Japan-based Fuji Soft Inc. (JP:9749) announced that it would carefully review Bain Capital’s takeover offer, which surpasses the previous bid from the private equity firm KKR (KKR). The news came after the U.S.-based investment company Bain Capital made an offer to acquire Fuji Soft last week in a deal valued at $4 billion. Fuji Soft shares opened higher today following Bain’s offer and gained over 7% as of writing.
Fuji Soft is an IT company providing a wide range of services, including robotics technology, cloud integration, and business software solutions.
Fuji Soft Caught in Potential Bidding War
Bain Capital offered to buy Fuji Soft shares at ¥9,450 per share as compared to KKR’s competing bid of ¥8,800 per share made in September. With this offer, Bain has potentially sparked a bidding war for Fuji Soft.
After KKR’s offer, the company said that its board decided to recommend shareholders accept KKR’s bid. However, the better offer from Bain suggests that the Japanese firm may have rushed into agreeing to the sale.
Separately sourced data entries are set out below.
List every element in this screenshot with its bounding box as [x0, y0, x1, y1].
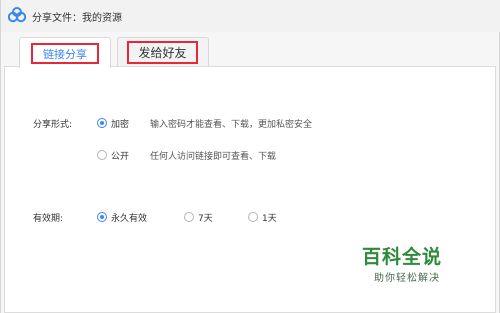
- baidu-netdisk-logo-icon: [8, 7, 26, 23]
- share-dialog: 分享文件：我的资源 链接分享 发给好友 分享形式: 加密 输入密码才能查看、下载…: [0, 0, 500, 313]
- tab-link-share-label: 链接分享: [31, 43, 99, 64]
- share-form-label: 分享形式:: [33, 120, 73, 130]
- radio-public[interactable]: [97, 150, 107, 160]
- window-title: 分享文件：我的资源: [32, 13, 122, 24]
- radio-encrypted[interactable]: [97, 118, 107, 128]
- option-encrypted-label[interactable]: 加密: [111, 117, 129, 130]
- tab-send-to-friend[interactable]: 发给好友: [117, 37, 209, 67]
- title-bar[interactable]: 分享文件：我的资源: [1, 0, 500, 32]
- radio-7-days[interactable]: [184, 212, 194, 222]
- option-1-day-label[interactable]: 1天: [262, 211, 277, 224]
- option-permanent-label[interactable]: 永久有效: [111, 211, 147, 224]
- watermark: 百科全说 助你轻松解决: [362, 242, 492, 302]
- tab-link-share[interactable]: 链接分享: [19, 37, 111, 68]
- option-7-days-label[interactable]: 7天: [198, 211, 213, 224]
- watermark-subtitle: 助你轻松解决: [374, 273, 440, 284]
- option-encrypted-description: 输入密码才能查看、下载，更加私密安全: [150, 120, 313, 130]
- radio-permanent[interactable]: [97, 212, 107, 222]
- watermark-title: 百科全说: [362, 246, 443, 268]
- option-public-description: 任何人访问链接即可查看、下载: [150, 152, 277, 162]
- radio-1-day[interactable]: [248, 212, 258, 222]
- option-public-label[interactable]: 公开: [111, 149, 129, 162]
- tab-bar: 链接分享 发给好友: [1, 32, 500, 68]
- validity-label: 有效期:: [33, 214, 64, 224]
- tab-send-to-friend-label: 发给好友: [127, 41, 198, 64]
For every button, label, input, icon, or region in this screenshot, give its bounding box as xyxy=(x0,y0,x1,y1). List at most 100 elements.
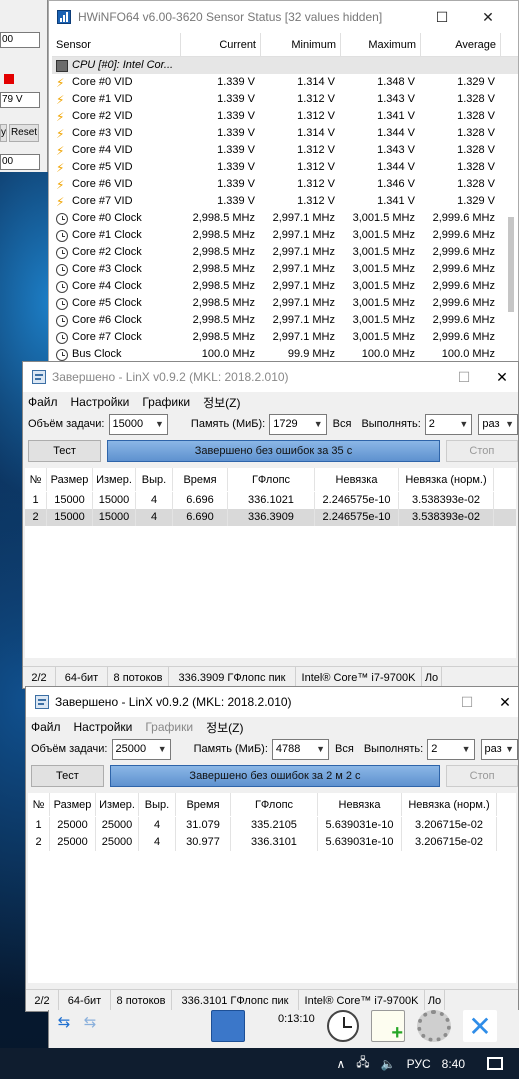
column-minimum[interactable]: Minimum xyxy=(261,33,341,57)
column-sensor[interactable]: Sensor xyxy=(52,33,181,57)
table-cell: 5.639031e-10 xyxy=(318,817,402,834)
all-memory-label[interactable]: Вся xyxy=(335,743,354,755)
column-header[interactable]: ГФлопс xyxy=(231,793,318,816)
column-header[interactable]: Невязка (норм.) xyxy=(402,793,497,816)
column-header[interactable]: Время xyxy=(176,793,231,816)
sensor-row[interactable]: Core #6 VID 1.339 V 1.312 V 1.346 V 1.328 V xyxy=(52,176,518,194)
sensor-row[interactable]: Core #2 Clock 2,998.5 MHz 2,997.1 MHz 3,001… xyxy=(52,244,518,261)
column-header[interactable]: № xyxy=(25,468,47,491)
column-header[interactable]: Размер xyxy=(50,793,96,816)
column-header[interactable]: Размер xyxy=(47,468,93,491)
hwinfo-scrollbar[interactable] xyxy=(506,57,516,357)
times-select[interactable]: раз ▼ xyxy=(480,738,518,760)
sensor-row[interactable]: Core #1 VID 1.339 V 1.312 V 1.343 V 1.328 V xyxy=(52,91,518,109)
hwinfo-titlebar[interactable]: HWiNFO64 v6.00-3620 Sensor Status [32 va… xyxy=(49,1,518,33)
background-field-3[interactable]: 00 xyxy=(0,154,40,170)
all-memory-label[interactable]: Вся xyxy=(333,418,352,430)
sensor-row[interactable]: Core #1 Clock 2,998.5 MHz 2,997.1 MHz 3,001… xyxy=(52,227,518,244)
new-log-icon[interactable] xyxy=(371,1010,405,1045)
column-header[interactable]: Невязка xyxy=(318,793,402,816)
maximize-icon[interactable]: ☐ xyxy=(444,687,490,717)
close-icon[interactable]: ✕ xyxy=(465,1,511,33)
language-indicator[interactable]: РУС xyxy=(407,1057,431,1071)
memory-select[interactable]: 4788 ▼ xyxy=(271,738,330,760)
table-row[interactable]: 1 15000 15000 4 6.696 336.1021 2.246575e-10 3.5… xyxy=(25,492,516,509)
reset-button[interactable]: Reset xyxy=(9,124,39,142)
sensor-row[interactable]: Core #3 VID 1.339 V 1.314 V 1.344 V 1.328 V xyxy=(52,125,518,143)
test-button[interactable]: Тест xyxy=(28,440,102,462)
clock-icon[interactable] xyxy=(327,1010,359,1042)
background-field-2[interactable]: 79 V xyxy=(0,92,40,108)
column-header[interactable]: ГФлопс xyxy=(228,468,315,491)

The company noted that its recommendation for KKR’s offer may now change and it is yet to decide on Bain’s proposal.
Additionally, Fuji Soft announced that its board and a special committee will carefully evaluate Bain’s proposal for privatization. On the other hand, Bain indicated it would proceed with the offer in late October, pending Fuji Soft’s support.
KKR Remains Confident About its Offer
The Wall Street Journal reported that a spokesperson for KKR asserted that their offer is superior and in the best interest of Fuji Soft and its stakeholders.
KKR started a tender process after securing support from major shareholders, 3D Investment Partners and Farallon, who together own 32.68% of Fuji Soft. They have accepted KKR’s offer and will pull back their tenders only with KKR’s consent.
Year-to-date, Fuji Soft shares have gained more than 50% in trading.